Selon l'avocat, la production de l'usine de Singapour a dépassé mi-2008 celle de l'usine de Mantes. «Pour 2009, la direction promet seulement 2 milliards de puces produites, alors que le seuil en dessous duquel le site n'est plus rentable est de 1,7 milliard», dit encore l'avocat.

La direction: «Pas de délocalisation»  

Jusqu'en 2005, FCI Microconnections était une filiale du groupe nucléaire français Areva. Elle a été rachetée par un fonds d'investissement américain, Bain Capital, qui s'était engagé à maintenir l'emploi... jusqu'en novembre 2008. Elle n'est donc plus liée par sa promesse. Pourtant, la direction conteste le diagnostic. «On garantit 2 milliards en 2009 en espérant faire plus, dit le PDG, Jérôme Duhirel. Il n'y a pas de mouvement de délocalisation, ni d'effet de ciseau où Mantes s'écroule et Singapour monte!» Ces paroles, pourtant, aucun des salariés ne les croit tant que la direction n'aura pas couché ses engagements sur le papier. Au bout de quatre heures, le délégué Eric Scheltienne décide de lever le camp.   «M. Duhirel, et après je m'en vais, la question, je vous ouvre la porte une dernière fois, est-ce que oui ou non vous acceptez de signer ? Demain êtes-vous prêt à bouger l'oreille sur les revendications que nous avons posées ?» Pas de réponse. «Alors on y va, c'est bon, on rentre à Mantes-la-Jolie», lance le délégué syndical. Les salariés commencent à quitter la salle, lentement. «Mauvaise journée», lancent-ils au patron. «C'est à vous de réfléchir, lui disent-ils, nous, on tiendra trois mois, quatre mois ou cinq mois.»  

Parmi les grévistes, beaucoup sont issus du Val-Fourré, quartier dit «sensible» de Mantes-la-Jolie. Le patron sait en jouer. Dans la salle, il hèle un jeune homme d'origine maghrébine. «Monsieur B., vous vous rappelez qui vous a embauché ici ? Vous savez qui a soutenu votre candidature ?» L'intéressé ne se démonte pas: «Hé, monsieur, je ne l'ai pas volée mon embauche, j'ai fait deux ans d'intérim, hein. Pourquoi vous me parlez de mon embauche, là ?»      
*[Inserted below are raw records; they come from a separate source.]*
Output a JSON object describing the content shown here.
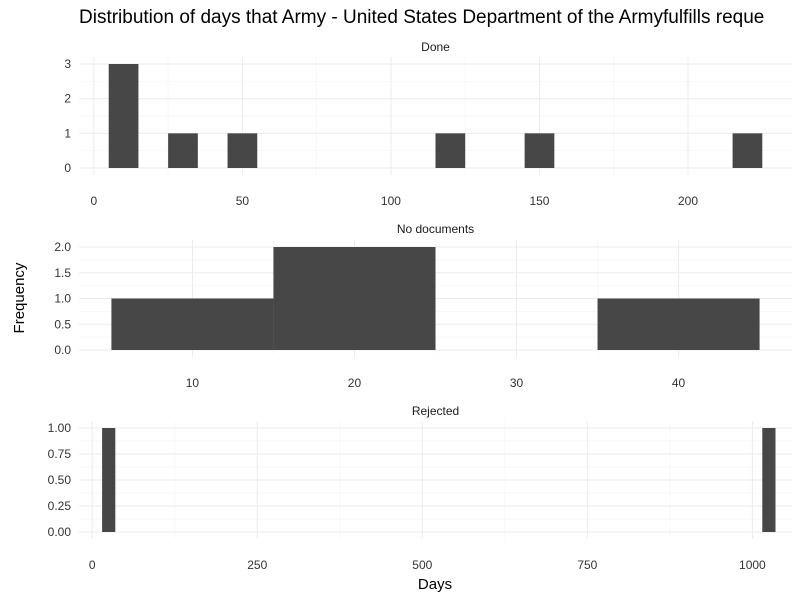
{
  "chart_data": {
    "type": "bar",
    "title": "Distribution of days that Army - United States Department of the Armyfulfills reque",
    "xlabel": "Days",
    "ylabel": "Frequency",
    "colors": {
      "bar": "#474747",
      "grid_major": "#ebebeb",
      "grid_minor": "#f5f5f5",
      "background": "#ffffff"
    },
    "grid": true,
    "facets": [
      {
        "name": "Done",
        "xlim": [
          -5,
          235
        ],
        "ylim": [
          0,
          3
        ],
        "xticks": [
          0,
          50,
          100,
          150,
          200
        ],
        "yticks": [
          0,
          1,
          2,
          3
        ],
        "ytick_labels": [
          "0",
          "1",
          "2",
          "3"
        ],
        "bins": [
          {
            "x0": 5,
            "x1": 15,
            "count": 3
          },
          {
            "x0": 25,
            "x1": 35,
            "count": 1
          },
          {
            "x0": 45,
            "x1": 55,
            "count": 1
          },
          {
            "x0": 115,
            "x1": 125,
            "count": 1
          },
          {
            "x0": 145,
            "x1": 155,
            "count": 1
          },
          {
            "x0": 215,
            "x1": 225,
            "count": 1
          }
        ]
      },
      {
        "name": "No documents",
        "xlim": [
          3,
          47
        ],
        "ylim": [
          0,
          2
        ],
        "xticks": [
          10,
          20,
          30,
          40
        ],
        "yticks": [
          0,
          0.5,
          1,
          1.5,
          2
        ],
        "ytick_labels": [
          "0.0",
          "0.5",
          "1.0",
          "1.5",
          "2.0"
        ],
        "bins": [
          {
            "x0": 5,
            "x1": 15,
            "count": 1
          },
          {
            "x0": 15,
            "x1": 25,
            "count": 2
          },
          {
            "x0": 35,
            "x1": 45,
            "count": 1
          }
        ]
      },
      {
        "name": "Rejected",
        "xlim": [
          -20,
          1060
        ],
        "ylim": [
          0,
          1
        ],
        "xticks": [
          0,
          250,
          500,
          750,
          1000
        ],
        "yticks": [
          0,
          0.25,
          0.5,
          0.75,
          1
        ],
        "ytick_labels": [
          "0.00",
          "0.25",
          "0.50",
          "0.75",
          "1.00"
        ],
        "bins": [
          {
            "x0": 15,
            "x1": 35,
            "count": 1
          },
          {
            "x0": 1015,
            "x1": 1035,
            "count": 1
          }
        ]
      }
    ]
  }
}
Avant de quitter la salle quasiment vide désormais, un de ses collègues tente une dernière fois de soutirer quelques informations au PDG. Sans plus de succès.   «2011! Monsieur Duhirel, pourquoi vous ne voulez pas me répondre! 2009, 2010, mais 2011, il veut pas me répondre.»
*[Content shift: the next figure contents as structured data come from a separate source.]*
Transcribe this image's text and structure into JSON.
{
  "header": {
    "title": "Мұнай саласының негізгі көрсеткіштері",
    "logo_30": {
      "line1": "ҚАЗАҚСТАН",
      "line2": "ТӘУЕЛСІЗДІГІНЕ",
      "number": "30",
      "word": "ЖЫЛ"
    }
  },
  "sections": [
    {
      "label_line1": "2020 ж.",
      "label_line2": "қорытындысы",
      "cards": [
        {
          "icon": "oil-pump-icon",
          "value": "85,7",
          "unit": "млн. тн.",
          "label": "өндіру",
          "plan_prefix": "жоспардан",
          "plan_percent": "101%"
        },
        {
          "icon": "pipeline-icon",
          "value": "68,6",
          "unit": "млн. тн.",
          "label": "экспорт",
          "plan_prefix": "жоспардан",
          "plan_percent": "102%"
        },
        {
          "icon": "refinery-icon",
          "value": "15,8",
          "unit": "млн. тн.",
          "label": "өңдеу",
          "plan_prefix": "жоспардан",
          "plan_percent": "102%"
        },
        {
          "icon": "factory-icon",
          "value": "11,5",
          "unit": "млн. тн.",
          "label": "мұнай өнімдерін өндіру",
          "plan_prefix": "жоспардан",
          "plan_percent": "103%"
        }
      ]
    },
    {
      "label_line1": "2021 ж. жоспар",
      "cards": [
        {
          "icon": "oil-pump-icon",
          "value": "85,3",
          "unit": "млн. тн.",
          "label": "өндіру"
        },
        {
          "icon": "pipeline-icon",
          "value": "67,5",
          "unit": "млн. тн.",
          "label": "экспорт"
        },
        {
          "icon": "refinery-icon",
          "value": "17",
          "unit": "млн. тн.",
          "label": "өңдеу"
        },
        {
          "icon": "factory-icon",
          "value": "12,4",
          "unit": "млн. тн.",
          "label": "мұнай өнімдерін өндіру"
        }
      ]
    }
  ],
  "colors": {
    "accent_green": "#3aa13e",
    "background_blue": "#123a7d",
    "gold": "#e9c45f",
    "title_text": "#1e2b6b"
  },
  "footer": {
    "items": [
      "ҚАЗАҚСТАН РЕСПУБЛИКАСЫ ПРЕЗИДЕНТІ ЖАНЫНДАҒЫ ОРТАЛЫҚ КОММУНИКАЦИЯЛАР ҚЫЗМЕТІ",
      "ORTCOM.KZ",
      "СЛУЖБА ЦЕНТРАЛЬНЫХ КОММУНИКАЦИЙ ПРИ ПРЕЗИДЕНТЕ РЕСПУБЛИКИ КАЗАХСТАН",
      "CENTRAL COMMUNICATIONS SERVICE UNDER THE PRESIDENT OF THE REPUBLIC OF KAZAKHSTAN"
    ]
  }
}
Un autre tente, lui aussi: «On a des gamins, des familles...» Le DRH répond: «Nous aussi.» Le premier reprend, en tutoyant ses patrons. «Hé cousin, je vais t'expliquer. En trois mois de salaire tu fais ce que moi je gagne à l'année. Toi et moi, on n'a pas les mêmes revenus. Toi, tu gagnes 5-6 fois mon salaire. Alors maintenant quand je te pose une question soit tu me réponds, soit tu me dis que tu ne me réponds pas. Je te pose une dernière fois la question: 2009, 2010... 2011 ?» Le DRH répond: «Je ne réponds pas parce que je n'ai pas la réponse.» Mardi 31 mars, les salariés ont entamé leur 36e jour d'occupation de l'usine.

* Reportage effectué pour le site en ligne Mediaprt.